Impérios surgiam e desapareciam, mas os judeus eram
considerados sem valor algum. Eram o único povo no mundo que
tinha a verdade sobre o Deus vivo e, apesar disso, foram totalmente
esquecidos. Para o mundo, eram insignificantes. Experimentavam
bastante tribulação, perplexidade e perseguição. Seu coração se
enchia freqüentemente de temor. Nos livros de História daquela
época, o Deus deles não podia ser visto em lugar algum.
No entanto, mesmo naquela época, os eventos se consumavam
exatamente como o Salvador havia profetizado, e seus propósitos,
tanto para os judeus em particular como para o mundo em geral, se
realizavam. Nada acontecia, em lugar algum, sem que tivesse sido
previamente escrito em seu livro. Isso continuou sendo verdade, até
quando parecia que Ele estava completamente ausente do seu
mundo. Ele é o Senhor de toda a História. Quando não pode ser
visto, Ele está governando os assuntos do mundo, da mesma
maneira.
Ao concluir este capítulo, posso perguntar se você crê realmente
nisso?
Vivemos em dias de apostasia. Os homens se levantam em nome
de Cristo e proclamam nada mais do que uma forma de humanismo
temperado com coisas espirituais. Têm o nome de cristãos, mas não
são governados por nenhuma convicção realmente espiritual, nem
caracterizados por reverência ou submissão à palavra de Deus. A
cada dia, a igreja visível se afasta cada vez mais de seus
fundamentos apostólicos.
Como resultado imediato desta infidelidade múltipla houve, e
continua havendo, um declínio moral em todos os níveis de nossa
sociedade. Além disso, vivemos à sombra de um terror nuclear;
presenciamos mudanças diárias na política nacional e internacional
e lemos a respeito da confusão econômica universal. Enfrentamos a
possibilidade cada vez maior de sermos assaltados em nossas ruas
e roubados em nossas próprias casas. Esperamos alguma
diminuição na onda de perversidade, mas aguardamos em vão.
Quase não há uma voz proeminente em favor da verdade, em
qualquer lugar. Ficamos mais e mais acostumados com o triste fato
de que todo o inferno pode ser solto a qualquer momento.
Diante desta situação, você pode crer na verdade que este
capítulo deixa tão evidente: Deus continua sendo Deus, embora não
O vejamos em parte alguma.
ANTÍOCO EPIFÂNIO
v. 21 – No capítulo anterior, aprendemos que Antíoco, o Grande,
foi sucedido por Seleuco Filopator, que desapareceu
misteriosamente pouco depois de assumir o trono. O monarca
seguinte, no reino do norte, também chamava-se Antíoco. Deu a si
mesmo o nome “Epifânio” (“Ilustre”), mas foi uma pessoa de caráter
tão extraordinário que seus contemporâneos se referiam a ele como
“Epimanes” (“Louco”)!
Uma lista de adjetivos curta pode, em poucas palavras, resumir o
caráter de Antíoco. Era astuto, poderoso, cruel, tolo, ganancioso e
imoral. Acima de todas essas coisas, era um homem de paixões
violentas. Este era o novo rei “ao qual não tinham dado a dignidade
real”. Por não estar na linhagem de sucessão ao trono, Antíoco não
recebeu as dignidades reais. Sua ascensão ao trono se deu por
meio de intriga e adulação, como este versículo profetizou
acertadamente.
UM PRINCÍPIO IMPORTANTE
Temos estudado o capítulo 11 somente até o versículo 35. Do
versículo 36 em diante, acontece algo estranho. O texto parece
continuar descrevendo Antíoco Epifânio. Entretanto, passa a dizer
coisas que de modo algum podem ser aplicadas a ele!
Até o versículo 35, o capítulo foi historicamente perfeito. Detalhe
após detalhe foi profetizado com empolgante exatidão.
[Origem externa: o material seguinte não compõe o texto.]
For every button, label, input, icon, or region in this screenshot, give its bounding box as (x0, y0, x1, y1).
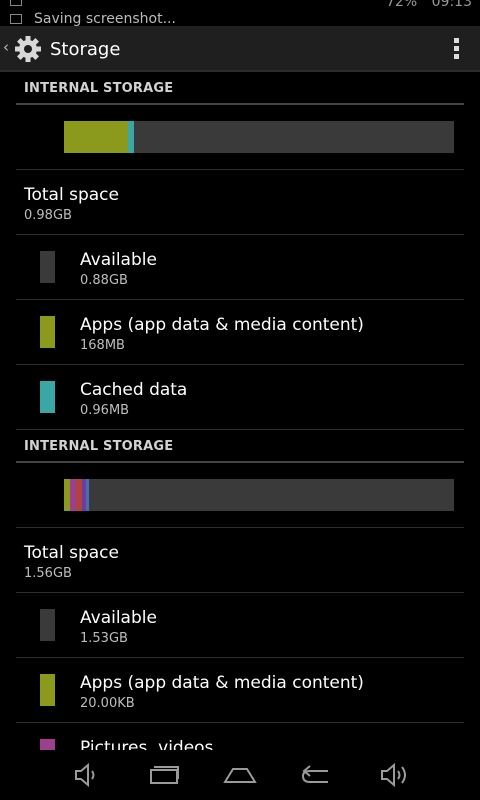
volume-up-icon[interactable] (376, 762, 412, 788)
item-value: 1.53GB (80, 631, 128, 646)
battery-percent: 72% (386, 0, 418, 10)
list-item-available[interactable]: Available 0.88GB (16, 235, 464, 300)
total-space-value: 0.98GB (24, 208, 72, 223)
storage-list[interactable]: INTERNAL STORAGE Total space 0.98GB Avai… (16, 72, 464, 750)
total-space-row[interactable]: Total space 1.56GB (16, 528, 464, 593)
usage-bar-row (16, 463, 464, 528)
volume-down-icon[interactable] (68, 762, 104, 788)
status-bar: Saving screenshot... 72% 09:13 (0, 0, 480, 26)
action-bar: ‹ Storage (0, 26, 480, 72)
item-value: 20.00KB (80, 696, 135, 711)
color-swatch (40, 674, 55, 706)
item-title: Apps (app data & media content) (80, 315, 364, 335)
item-title: Cached data (80, 380, 188, 400)
color-swatch (40, 609, 55, 641)
home-icon[interactable] (222, 762, 258, 788)
item-value: 0.88GB (80, 273, 128, 288)
usage-segment-apps (64, 121, 129, 153)
notification-icon (10, 0, 22, 6)
usage-segment-other-3 (86, 479, 90, 511)
color-swatch (40, 739, 55, 750)
usage-bar-row (16, 105, 464, 170)
total-space-title: Total space (24, 185, 119, 205)
up-caret-icon[interactable]: ‹ (3, 38, 9, 56)
usage-bar (64, 121, 454, 153)
section-header: INTERNAL STORAGE (16, 430, 464, 463)
total-space-row[interactable]: Total space 0.98GB (16, 170, 464, 235)
item-title: Available (80, 608, 157, 628)
list-item-available[interactable]: Available 1.53GB (16, 593, 464, 658)
item-value: 168MB (80, 338, 125, 353)
list-item-apps[interactable]: Apps (app data & media content) 20.00KB (16, 658, 464, 723)
page-title: Storage (50, 39, 121, 60)
total-space-value: 1.56GB (24, 566, 72, 581)
item-title: Apps (app data & media content) (80, 673, 364, 693)
section-header: INTERNAL STORAGE (16, 72, 464, 105)
usage-bar (64, 479, 454, 511)
item-title: Available (80, 250, 157, 270)
usage-segment-cached (128, 121, 135, 153)
item-title: Pictures, videos (80, 738, 214, 750)
notification-text: Saving screenshot... (34, 11, 176, 26)
back-icon[interactable] (298, 762, 334, 788)
list-item-cached-data[interactable]: Cached data 0.96MB (16, 365, 464, 430)
color-swatch (40, 316, 55, 348)
clock: 09:13 (431, 0, 472, 10)
gear-icon[interactable] (13, 34, 43, 64)
color-swatch (40, 251, 55, 283)
list-item-pictures-videos[interactable]: Pictures, videos (16, 723, 464, 750)
status-indicators: 72% 09:13 (376, 0, 472, 10)
list-item-apps[interactable]: Apps (app data & media content) 168MB (16, 300, 464, 365)
navigation-bar (0, 750, 480, 800)
total-space-title: Total space (24, 543, 119, 563)
recent-apps-icon[interactable] (146, 762, 182, 788)
color-swatch (40, 381, 55, 413)
screenshot-icon (10, 14, 22, 24)
overflow-menu-icon[interactable] (448, 36, 464, 62)
item-value: 0.96MB (80, 403, 130, 418)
A partir do
versículo 36, não há uma aparente mudança de assunto. Parece
ainda estar falando sobre o infame Antíoco Epifânio.
Todavia, muitos dos detalhes não se ajustam nem podem se ajustar
à sua história. Quando chegamos ao início do capítulo 12, que é
uma continuação da mesma visão, vemos que está se referindo ao
fim do mundo! Há menção da ressurreição e dos destinos de vida e
de desgraça eterna.
Que faremos de tudo isso? É como se o profeta, ao falar sobre
Antíoco Epifânio, estivesse vendo por meio dele e o enxergasse
como um tipo ou protótipo de alguém, semelhante a ele, que surgirá
no futuro.
Isto não deve surpreender-nos muito. Devemos lembrar que no
capítulo 7 Daniel viu “um chifre pequeno”. Aquele “chifre pequeno”
era um personagem ímpio que aparecerá no final do mundo e fará o
povo de Deus sofrer como nunca antes sofreram.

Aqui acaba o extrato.